Sunday, April 03, 2016



Full Service: my adventures in Hollywood and the secret sex lives of the stars

by Scotty Bowers

This book didn't feel as scandalous or subversive or titillating as I though it ought. Which says something about me (that I'm jaded, or that I'd hoped I wasn't) or about the world (that, in my little corner of it at least, society has progressed beyond some of its prudishness about sex; or, if it hasn't, maybe these particular secrets simply weren't really secrets anymore). Perhaps I already knew these "secrets" because I'm gay? I promise you, we don't have some kind of gay intranet or newsletter that tells us all the celebrities who are "secretly" gay, but straight people still ask me as if I would know something they couldn't have learned just by reading gossip blogs or tabloids or even People.

Anyway, this bisexual author apparently made quite a few connections, so to speak, and arranged many more in the hidden gay Hollywood of the 1950s-60s-etc.

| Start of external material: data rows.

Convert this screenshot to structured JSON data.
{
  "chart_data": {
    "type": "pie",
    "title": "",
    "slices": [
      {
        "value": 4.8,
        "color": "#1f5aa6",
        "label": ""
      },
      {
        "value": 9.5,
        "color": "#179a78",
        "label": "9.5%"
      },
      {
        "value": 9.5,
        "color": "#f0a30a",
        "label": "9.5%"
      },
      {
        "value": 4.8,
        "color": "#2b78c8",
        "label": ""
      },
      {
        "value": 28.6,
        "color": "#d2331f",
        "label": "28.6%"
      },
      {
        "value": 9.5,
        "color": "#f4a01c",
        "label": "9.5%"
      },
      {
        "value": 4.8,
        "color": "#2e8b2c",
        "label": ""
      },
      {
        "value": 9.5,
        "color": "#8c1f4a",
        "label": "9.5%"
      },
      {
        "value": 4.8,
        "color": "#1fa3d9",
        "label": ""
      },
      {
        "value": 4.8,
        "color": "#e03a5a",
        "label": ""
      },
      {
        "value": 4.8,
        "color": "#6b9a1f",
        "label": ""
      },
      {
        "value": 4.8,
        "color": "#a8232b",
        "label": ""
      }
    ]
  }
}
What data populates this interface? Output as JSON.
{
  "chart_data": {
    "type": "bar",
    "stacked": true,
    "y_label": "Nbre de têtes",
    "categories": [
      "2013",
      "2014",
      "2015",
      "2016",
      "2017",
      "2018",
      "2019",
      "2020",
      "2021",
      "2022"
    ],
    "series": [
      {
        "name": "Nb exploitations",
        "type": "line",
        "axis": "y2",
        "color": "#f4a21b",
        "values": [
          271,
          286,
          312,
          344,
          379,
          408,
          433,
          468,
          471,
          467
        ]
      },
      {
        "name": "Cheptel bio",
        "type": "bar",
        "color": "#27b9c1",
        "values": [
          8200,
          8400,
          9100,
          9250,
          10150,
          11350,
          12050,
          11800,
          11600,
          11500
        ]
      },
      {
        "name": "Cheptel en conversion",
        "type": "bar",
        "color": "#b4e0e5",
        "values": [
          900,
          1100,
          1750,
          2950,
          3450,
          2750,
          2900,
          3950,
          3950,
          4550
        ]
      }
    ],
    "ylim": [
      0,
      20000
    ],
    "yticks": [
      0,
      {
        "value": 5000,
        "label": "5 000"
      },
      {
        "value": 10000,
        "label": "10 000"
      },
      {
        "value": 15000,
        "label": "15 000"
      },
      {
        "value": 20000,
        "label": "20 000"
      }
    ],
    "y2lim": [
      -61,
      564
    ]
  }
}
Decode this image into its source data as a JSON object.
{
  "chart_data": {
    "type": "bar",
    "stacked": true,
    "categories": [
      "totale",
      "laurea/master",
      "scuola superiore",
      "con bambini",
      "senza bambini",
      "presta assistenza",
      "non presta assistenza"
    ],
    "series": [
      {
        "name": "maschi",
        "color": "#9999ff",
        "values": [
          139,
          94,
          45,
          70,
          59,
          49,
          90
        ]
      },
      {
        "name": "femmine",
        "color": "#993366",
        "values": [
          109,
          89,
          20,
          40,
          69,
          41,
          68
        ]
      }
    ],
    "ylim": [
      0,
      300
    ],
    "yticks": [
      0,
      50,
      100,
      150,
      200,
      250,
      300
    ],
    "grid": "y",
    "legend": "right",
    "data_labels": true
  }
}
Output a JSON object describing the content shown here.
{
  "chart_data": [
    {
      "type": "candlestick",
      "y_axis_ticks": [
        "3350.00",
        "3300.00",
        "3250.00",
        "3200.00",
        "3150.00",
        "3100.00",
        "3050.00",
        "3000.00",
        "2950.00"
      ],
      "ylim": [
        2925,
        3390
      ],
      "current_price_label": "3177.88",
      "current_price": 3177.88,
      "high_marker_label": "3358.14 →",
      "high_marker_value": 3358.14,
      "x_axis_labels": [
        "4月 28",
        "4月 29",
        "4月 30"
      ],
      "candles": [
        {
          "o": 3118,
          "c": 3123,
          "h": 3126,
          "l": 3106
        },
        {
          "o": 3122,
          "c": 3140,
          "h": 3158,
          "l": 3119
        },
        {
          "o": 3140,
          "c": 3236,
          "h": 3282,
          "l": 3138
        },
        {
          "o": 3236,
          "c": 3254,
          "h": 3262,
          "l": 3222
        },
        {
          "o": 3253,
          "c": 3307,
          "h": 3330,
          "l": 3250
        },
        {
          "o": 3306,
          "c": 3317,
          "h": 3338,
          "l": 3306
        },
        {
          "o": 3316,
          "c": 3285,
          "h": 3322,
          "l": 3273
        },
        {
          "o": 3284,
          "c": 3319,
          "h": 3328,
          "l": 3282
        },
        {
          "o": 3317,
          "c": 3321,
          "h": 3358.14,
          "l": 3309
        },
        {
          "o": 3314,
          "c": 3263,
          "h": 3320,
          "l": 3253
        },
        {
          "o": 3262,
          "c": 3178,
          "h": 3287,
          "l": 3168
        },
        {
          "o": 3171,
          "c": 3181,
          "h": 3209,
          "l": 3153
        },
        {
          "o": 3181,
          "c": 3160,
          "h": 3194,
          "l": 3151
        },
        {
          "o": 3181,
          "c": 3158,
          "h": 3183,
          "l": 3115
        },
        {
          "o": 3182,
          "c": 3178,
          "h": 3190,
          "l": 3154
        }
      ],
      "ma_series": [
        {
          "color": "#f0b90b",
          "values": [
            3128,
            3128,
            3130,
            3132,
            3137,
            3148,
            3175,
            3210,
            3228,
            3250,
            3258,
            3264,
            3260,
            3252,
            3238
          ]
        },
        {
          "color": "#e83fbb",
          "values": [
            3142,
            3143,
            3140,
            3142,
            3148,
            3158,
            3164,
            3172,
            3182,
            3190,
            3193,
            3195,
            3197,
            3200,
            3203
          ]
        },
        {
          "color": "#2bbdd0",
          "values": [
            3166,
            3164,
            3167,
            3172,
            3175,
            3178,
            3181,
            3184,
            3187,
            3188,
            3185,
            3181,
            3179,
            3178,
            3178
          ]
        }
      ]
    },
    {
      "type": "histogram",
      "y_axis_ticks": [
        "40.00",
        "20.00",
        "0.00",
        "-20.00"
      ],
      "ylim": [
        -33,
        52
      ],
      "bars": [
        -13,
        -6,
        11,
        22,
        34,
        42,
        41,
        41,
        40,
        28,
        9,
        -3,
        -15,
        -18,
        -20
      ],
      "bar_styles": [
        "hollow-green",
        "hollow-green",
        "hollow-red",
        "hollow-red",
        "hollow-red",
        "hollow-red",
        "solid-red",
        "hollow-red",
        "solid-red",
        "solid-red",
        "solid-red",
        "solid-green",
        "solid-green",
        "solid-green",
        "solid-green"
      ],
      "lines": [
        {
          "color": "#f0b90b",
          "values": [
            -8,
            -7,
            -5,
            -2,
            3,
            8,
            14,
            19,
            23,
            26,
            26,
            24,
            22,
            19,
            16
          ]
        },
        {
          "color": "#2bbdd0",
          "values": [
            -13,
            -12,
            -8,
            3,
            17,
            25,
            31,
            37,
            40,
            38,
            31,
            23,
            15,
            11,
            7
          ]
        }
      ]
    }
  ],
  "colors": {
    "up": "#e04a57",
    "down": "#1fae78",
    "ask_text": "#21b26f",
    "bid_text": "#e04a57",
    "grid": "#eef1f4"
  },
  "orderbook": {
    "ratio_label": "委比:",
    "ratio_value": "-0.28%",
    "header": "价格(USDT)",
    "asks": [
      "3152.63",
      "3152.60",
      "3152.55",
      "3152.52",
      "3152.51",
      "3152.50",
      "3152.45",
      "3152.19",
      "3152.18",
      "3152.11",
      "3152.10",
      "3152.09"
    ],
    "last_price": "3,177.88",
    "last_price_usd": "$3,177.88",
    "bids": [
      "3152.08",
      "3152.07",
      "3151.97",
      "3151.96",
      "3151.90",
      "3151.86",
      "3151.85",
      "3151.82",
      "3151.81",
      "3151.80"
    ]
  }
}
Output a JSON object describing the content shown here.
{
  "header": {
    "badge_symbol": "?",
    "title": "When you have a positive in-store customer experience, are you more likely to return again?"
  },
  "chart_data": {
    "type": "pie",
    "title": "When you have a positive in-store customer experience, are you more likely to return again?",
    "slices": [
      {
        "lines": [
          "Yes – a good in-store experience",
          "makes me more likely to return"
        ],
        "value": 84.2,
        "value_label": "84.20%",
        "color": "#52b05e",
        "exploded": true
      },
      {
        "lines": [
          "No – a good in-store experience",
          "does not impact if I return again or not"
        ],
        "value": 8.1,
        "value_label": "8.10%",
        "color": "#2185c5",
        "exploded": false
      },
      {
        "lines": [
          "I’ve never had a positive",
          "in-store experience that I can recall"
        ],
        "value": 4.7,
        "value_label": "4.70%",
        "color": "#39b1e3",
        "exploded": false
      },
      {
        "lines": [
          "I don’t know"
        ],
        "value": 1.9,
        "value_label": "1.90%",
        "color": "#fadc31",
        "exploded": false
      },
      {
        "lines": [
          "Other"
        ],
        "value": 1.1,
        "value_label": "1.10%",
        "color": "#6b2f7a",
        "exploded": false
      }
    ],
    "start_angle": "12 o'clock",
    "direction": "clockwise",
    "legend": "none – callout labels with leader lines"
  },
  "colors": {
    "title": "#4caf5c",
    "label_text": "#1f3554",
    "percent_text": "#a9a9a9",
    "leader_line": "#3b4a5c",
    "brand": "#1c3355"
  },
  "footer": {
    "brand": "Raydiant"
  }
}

He worked at a gas station that served as a sort of mini-brothel (it had restrooms and a trailer or two) and referral service for gay and lesbian celebrities and other well-heeled homosexualists to meet the (usually) younger gay, lesbian, and hetero-flexible freelancers with whom discreet arrangements were possible.

The writing is serviceable, leaving the story to do all the work. I was by no mean bored, but I wasn't enthralled either. A quick read, dishy enough even if some of the revelations are old news. Katherine Hepburn apparently had very bad skin, requiring lots of makeup, lighting and soft focus, and also was rather unpleasant and unliked.